Алекс был безумно вальяжен, очки блестели, скорбные складки пролегли по углам рта. И сказать ему «чего ждём» было просто-таки страшно!
Я подошла к нему, взяла под руку (благо, рабочие смотрели на нас абсолютно равнодушно):
— Ну... теперь, когда ты так космически одинок... может быть... мы поживём вместе?
Алекс молчал, вглядываясь в неведомую запредельность. Это был один из самых волнующих и, надо признать, самых длинных волнующих моментов моей жизни.
Вдруг Алекс улыбнулся счастливой улыбкой.
Сошёл с ума?
— Почему я одинок? Я не одинок! — проговорил он, сияя куда-то вдаль.
Я обернулась и поняла, что с ума схожу я!
К могиле медленно подъехал столь мне знакомый «Супергранд Чероки», и из него медленно вылез красавец Аггей, в безукоризненно чёрном костюме, чёрном галстуке, ну и в чёрных, естественно, ботинках.

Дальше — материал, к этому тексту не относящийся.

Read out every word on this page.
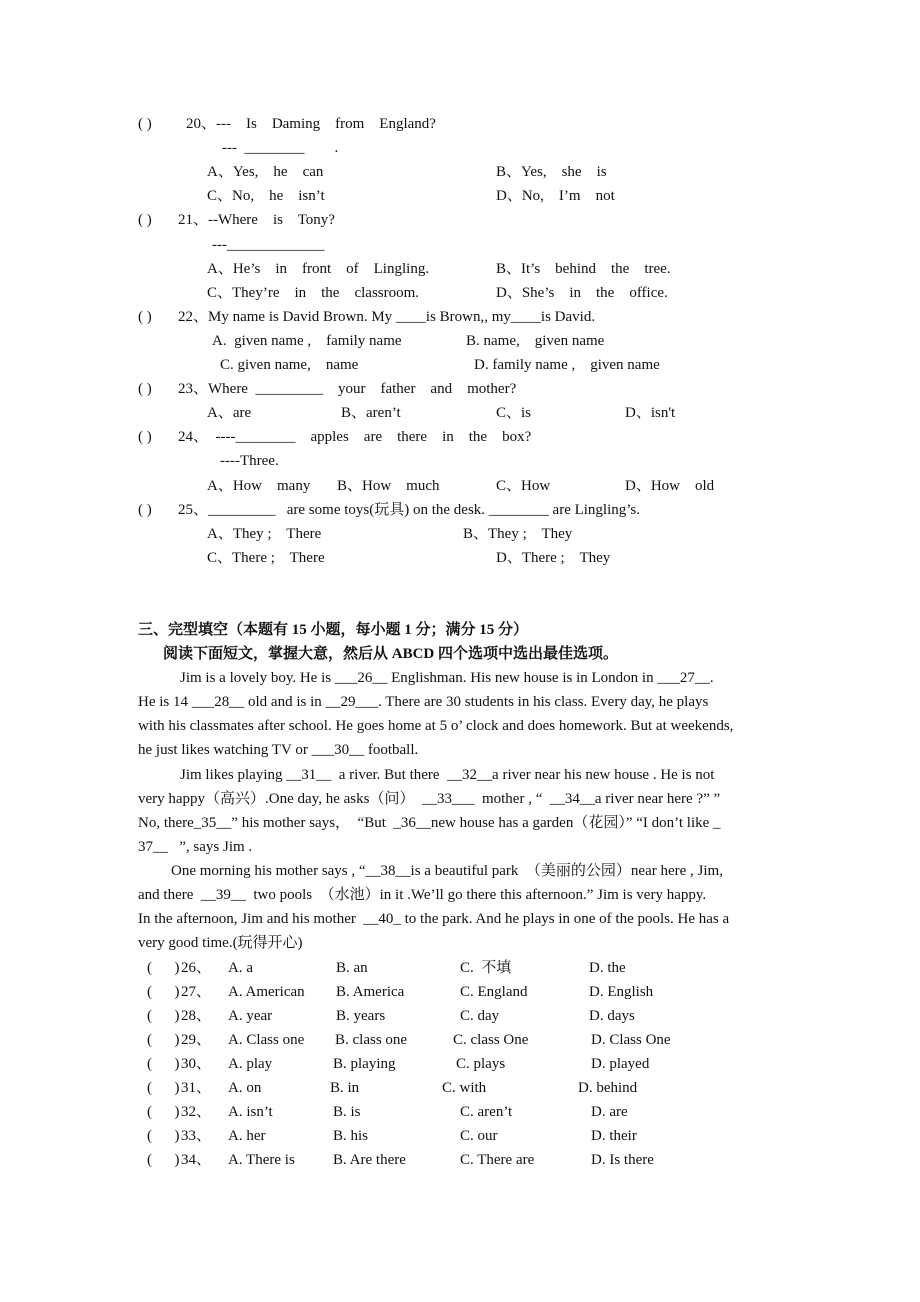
( ) 20、---    Is    Daming    from    England?
---  ________        .
A、Yes,    he    can	B、Yes,    she    is
C、No,    he    isn’t	D、No,    I’m    not
( ) 21、--Where    is    Tony?
---_____________
A、He’s    in    front    of    Lingling.	B、It’s    behind    the    tree.
C、They’re    in    the    classroom.	D、She’s    in    the    office.
( ) 22、My name is David Brown. My ____is Brown,, my____is David.
A.  given name ,    family name	B. name,    given name
C. given name,    name	D. family name ,    given name
( ) 23、Where  _________    your    father    and    mother?
A、are	B、aren’t	C、is	D、isn't
( ) 24、  ----________    apples    are    there    in    the    box?
----Three.
A、How    many B、How    much	C、How	D、How    old
( ) 25、_________   are some toys(玩具) on the desk. ________ are Lingling’s.
A、They ;    There	B、They ;    They
C、There ;    There	D、There ;    They
三、完型填空（本题有 15 小题，每小题 1 分；满分 15 分）
阅读下面短文，掌握大意，然后从 ABCD 四个选项中选出最佳选项。
Jim is a lovely boy. He is ___26__ Englishman. His new house is in London in ___27__.
He is 14 ___28__ old and is in __29___. There are 30 students in his class. Every day, he plays
with his classmates after school. He goes home at 5 o’ clock and does homework. But at weekends,
he just likes watching TV or ___30__ football.
Jim likes playing __31__  a river. But there  __32__a river near his new house . He is not
very happy（高兴）.One day, he asks（问）  __33___  mother , “  __34__a river near here ?” ”
No, there_35__” his mother says，  “But  _36__new house has a garden（花园）” “I don’t like _
37__   ”, says Jim .
One morning his mother says , “__38__is a beautiful park  （美丽的公园）near here , Jim,
and there  __39__  two pools  （水池）in it .We’ll go there this afternoon.” Jim is very happy.
In the afternoon, Jim and his mother  __40_ to the park. And he plays in one of the pools. He has a
very good time.(玩得开心)
(      ) 26、 A. a	B. an	C.  不填	D. the
(      ) 27、 A. American B. America	C. England	D. English
(      ) 28、 A. year	B. years	C. day	D. days
(      ) 29、 A. Class one B. class one	C. class One	D. Class One
(      ) 30、 A. play	B. playing	C. plays	D. played
(      ) 31、 A. on	B. in	C. with	D. behind
(      ) 32、 A. isn’t	B. is	C. aren’t	D. are
(      ) 33、 A. her	B. his	C. our	D. their
(      ) 34、 A. There is	B. Are there	C. There are	D. Is there
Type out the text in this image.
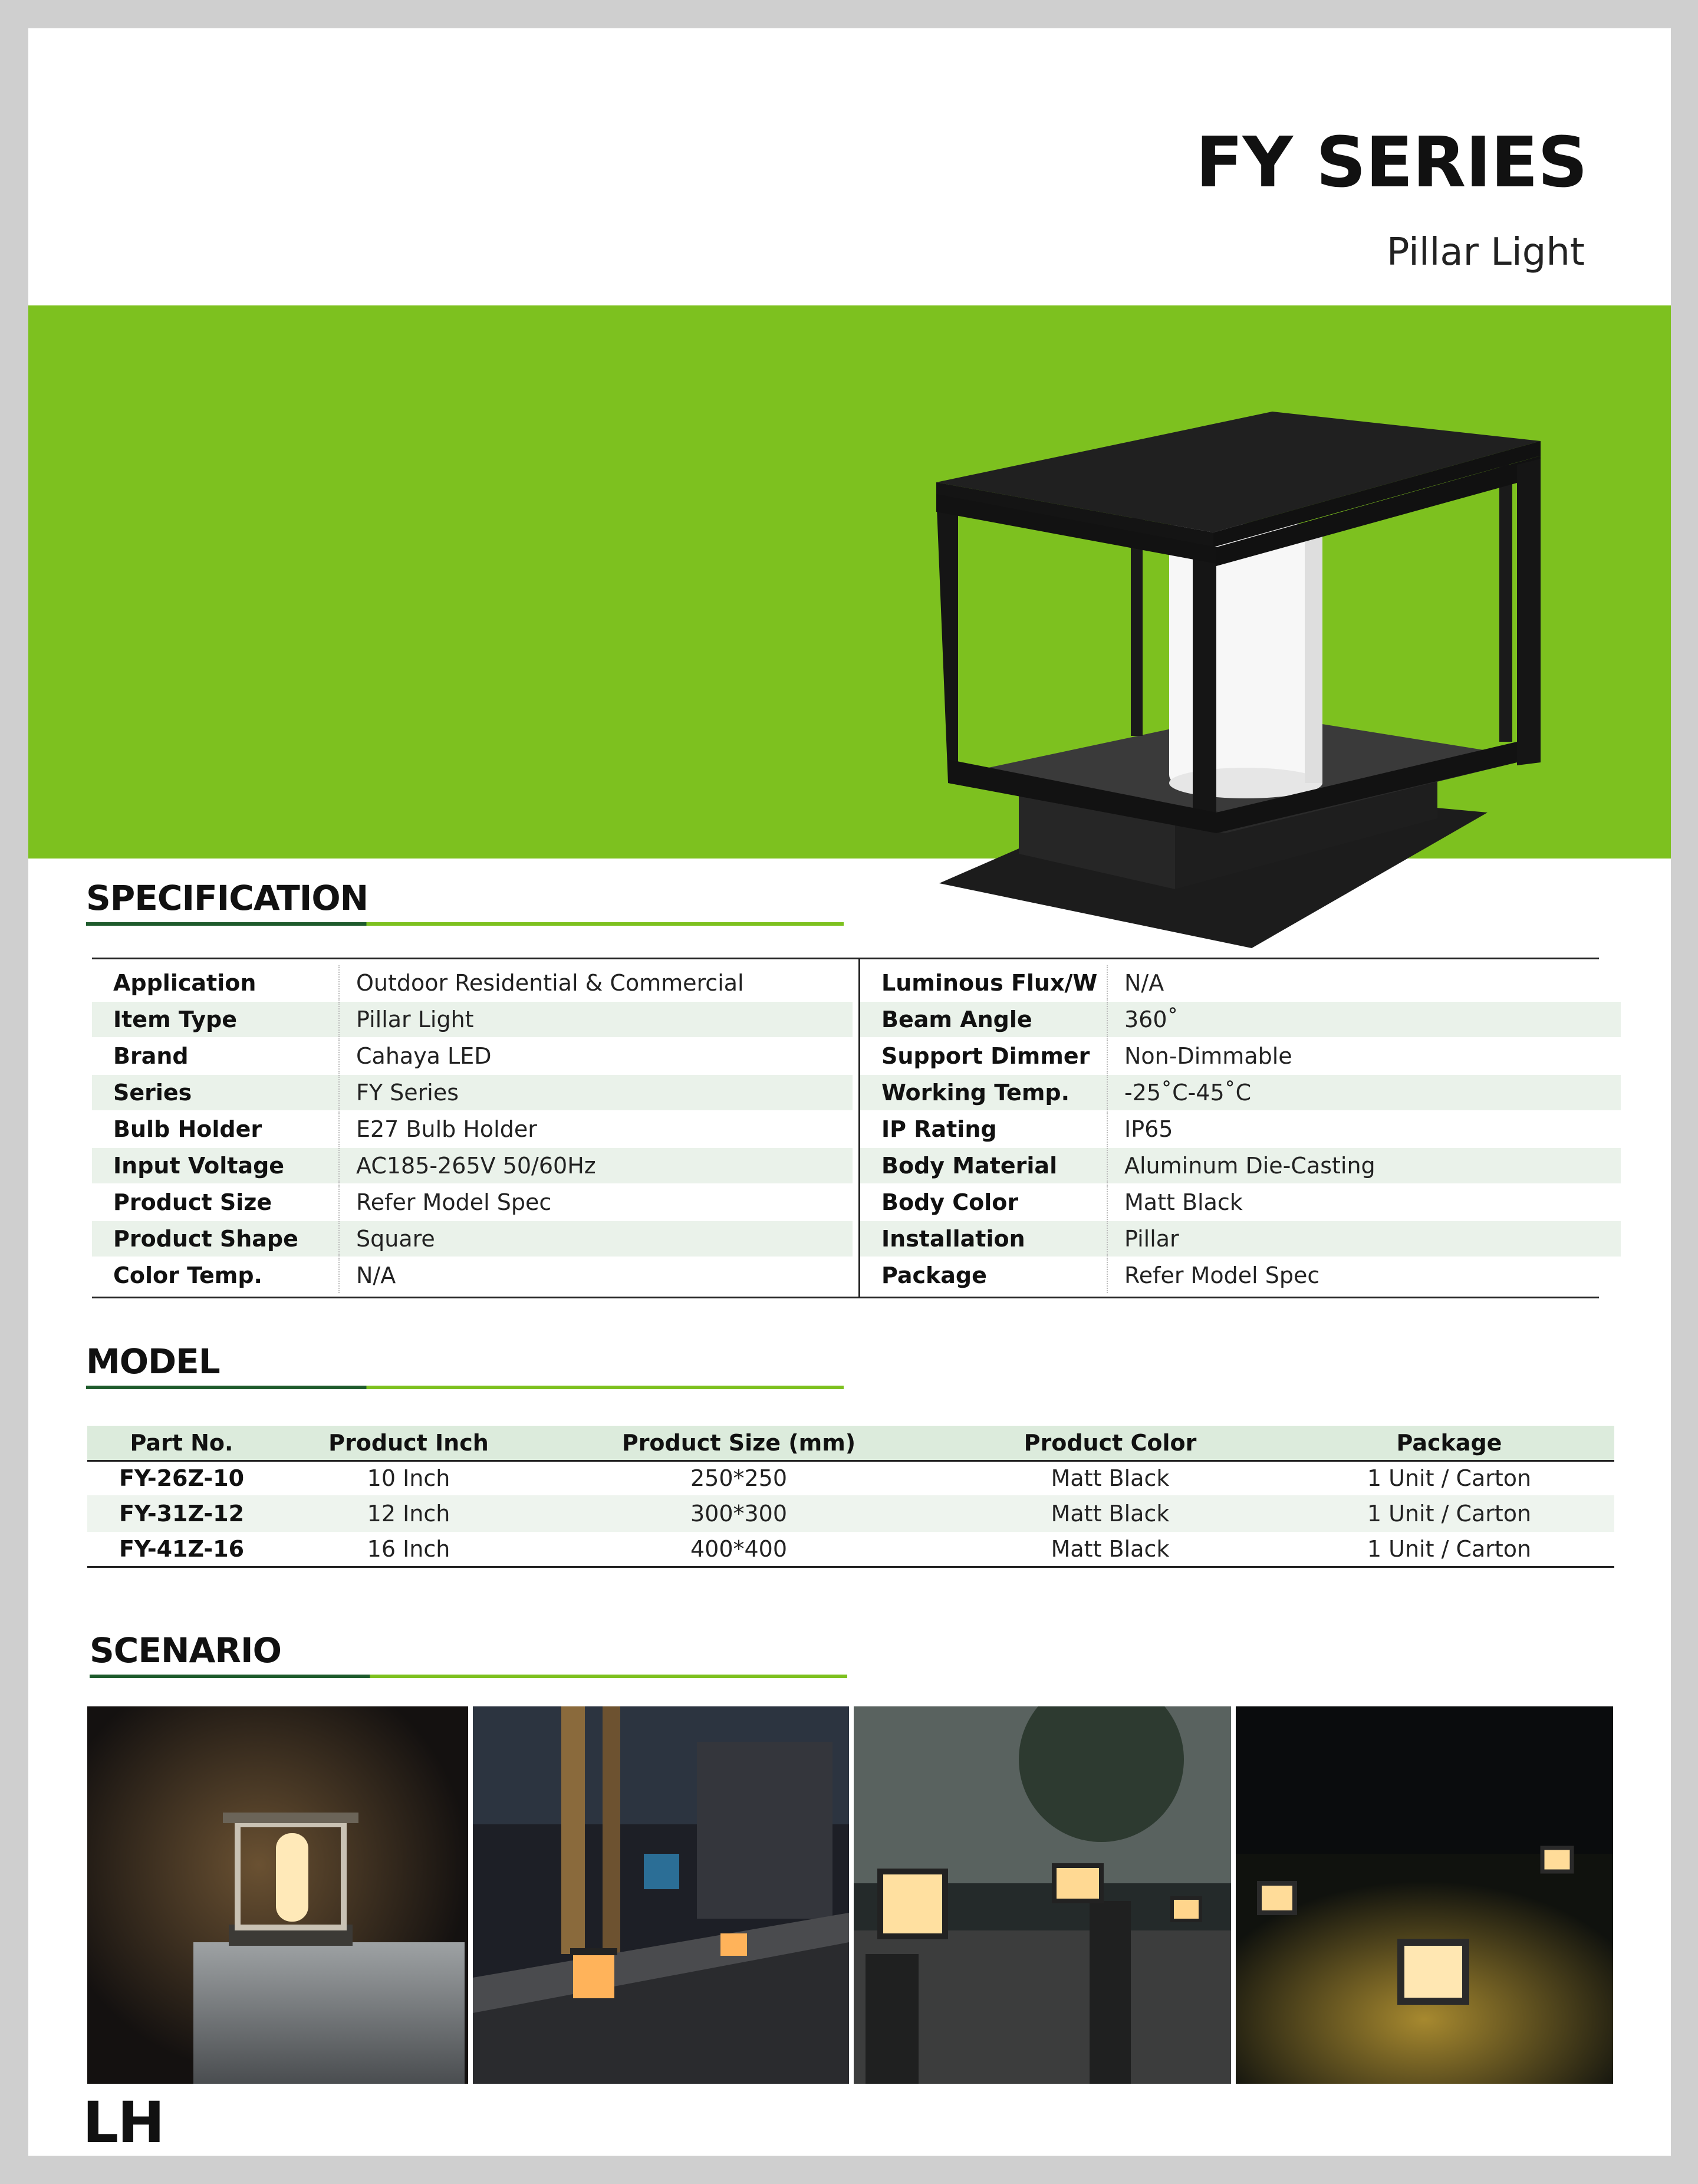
FY SERIES
Pillar Light
SPECIFICATION
Application	Outdoor Residential & Commercial
Item Type	Pillar Light
Brand	Cahaya LED
Series	FY Series
Bulb Holder	E27 Bulb Holder
Input Voltage	AC185-265V 50/60Hz
Product Size	Refer Model Spec
Product Shape	Square
Color Temp.	N/A
Luminous Flux/W	N/A
Beam Angle	360˚
Support Dimmer	Non-Dimmable
Working Temp.	-25˚C-45˚C
IP Rating	IP65
Body Material	Aluminum Die-Casting
Body Color	Matt Black
Installation	Pillar
Package	Refer Model Spec
MODEL
Part No.	Product Inch	Product Size (mm)	Product Color	Package
FY-26Z-10	10 Inch	250*250	Matt Black	1 Unit / Carton
FY-31Z-12	12 Inch	300*300	Matt Black	1 Unit / Carton
FY-41Z-16	16 Inch	400*400	Matt Black	1 Unit / Carton
SCENARIO
LH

Я считала всегда, что так легко меня в обморок не повалишь, но тут почуяла, что ног нет и я лечу по воздуху в сторону сырой могильной дыры.
Чья-то рука схватила меня. Оказавшийся наиболее сердобольным из всех пожилой рабочий крепко взял меня рукой, другой вытащил из кармашка бутылочку нашатыря и едким щиплющим запахом прочистил мне мозги.
Сын! Аггей — его сын! А красивая восточная женщина, лежащая на возвышении, — его мать!
Господи, да и как складненько-то все у них!
Кругом, и даже в стане противника, у них все свои!
Только что я-то во всём этом делаю?
Алекс и Аггей обнялись, разрыдались и расцеловались, не повернув головы, естественно, ко мне... Да и кто я такая, чтобы меня целовать? Вряд ли мой труп их так расстроит.
В центре живописной группы, достойной кисти художника-передвижника, в чёрном клеенчатом военно-морском плаще стоял Александр Паншин — Каренин, Вронский и паровоз в одном лице!
Он же — Железный Феникс! Рядом сын-паровоз.
Замелькали лопаты.
Потом мы медленно ехали по дорожке. Чуть в отдалении от нас так же медленно в траурном эскорте ехал в своём «Супергранд Чероки» его красавец сынок.
— Кстати, — вдруг абсолютно спокойно проговорил Алекс. — Что у нас с ярмаркой?
— С ярмаркой?.. — повторила я безвольно. Казалось, из нас двоих я должна быть более спокойной. Ан нет, — он.
— С ярмаркой? — снова повторила я.
— Да, с ярмаркой, с ярмаркой! — тут он даже слегка распсиховался. — Ты ж ездила! Что, вообще уже?!.
Тут, честно говоря, можно вообще и «уже»!
— А, с ярмаркой... всё нормально, — наконец-то выговорила я.